Mountain View, Calif. (Aug. 20, 2004) -- Two years after its acquisition of nonprofit software brand FundWare, software maker Intuit Inc. said that it would put the division on the block.


"Over the past several years, we've made a number of changes to our portfolio -- acquiring or developing businesses that fit our growth criteria and exiting those that don't,” said Intuit president and chief executive Steve Bennett. “A combination of industry dynamics, our competitive position and our other opportunities make this the right decision for Intuit.”
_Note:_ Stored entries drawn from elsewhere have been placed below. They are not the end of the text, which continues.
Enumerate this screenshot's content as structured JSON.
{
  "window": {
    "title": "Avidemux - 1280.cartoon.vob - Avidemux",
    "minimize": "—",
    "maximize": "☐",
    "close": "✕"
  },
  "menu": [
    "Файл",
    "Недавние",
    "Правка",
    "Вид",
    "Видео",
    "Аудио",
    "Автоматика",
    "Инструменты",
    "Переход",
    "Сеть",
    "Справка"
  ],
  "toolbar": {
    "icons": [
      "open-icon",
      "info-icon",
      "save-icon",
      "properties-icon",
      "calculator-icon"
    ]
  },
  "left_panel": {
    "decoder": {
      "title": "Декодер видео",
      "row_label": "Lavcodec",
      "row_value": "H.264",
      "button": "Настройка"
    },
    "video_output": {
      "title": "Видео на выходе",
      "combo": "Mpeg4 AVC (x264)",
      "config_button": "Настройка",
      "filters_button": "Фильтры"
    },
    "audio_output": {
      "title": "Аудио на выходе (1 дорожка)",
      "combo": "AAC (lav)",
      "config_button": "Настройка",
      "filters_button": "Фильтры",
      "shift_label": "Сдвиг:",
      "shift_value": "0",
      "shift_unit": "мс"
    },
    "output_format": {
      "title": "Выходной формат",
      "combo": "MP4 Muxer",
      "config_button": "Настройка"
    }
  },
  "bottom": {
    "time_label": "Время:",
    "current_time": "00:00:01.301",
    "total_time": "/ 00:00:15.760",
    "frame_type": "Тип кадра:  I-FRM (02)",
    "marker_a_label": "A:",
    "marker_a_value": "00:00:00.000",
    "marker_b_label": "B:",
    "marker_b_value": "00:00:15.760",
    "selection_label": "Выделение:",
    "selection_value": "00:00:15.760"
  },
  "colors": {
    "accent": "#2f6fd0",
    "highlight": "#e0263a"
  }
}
News of the sale coincided with the release of Intuit’s fourth-quarter results. Intuit said that Denver-based FundWare chipped in roughly $13 million toward fiscal 2004 revenue. The Mountain View, Calif.-based company widened its final quarter losses to $42.1 million, versus the fourth quarter of last year. The company said that the quarterly results included an impairment charge of $18.7 million for goodwill related to the FundWare business.


Strong growth in Intuit's small business products and services segment helped boost fourth-quarter revenue 13 percent to $275.9 million, compared with the fourth quarter of last year. For fiscal 2004, Intuit’s net income slipped 8 percent, to $317 million versus fiscal 2003. The company said that its year-end 2003 results were boosted by a $71 million after-tax gain from the sales of a Japanese subsidiary.


Year-end revenue rose 13 percent, to $1.87 billion, versus the prior year. Intuit said that its flagship QuickBooks grew 12 percent to roughly $273 million, while its small business arm grew 20 percent, to $544.6 million. Revenue from TurboTax spiked 16 percent over the prior-year period to $490 million.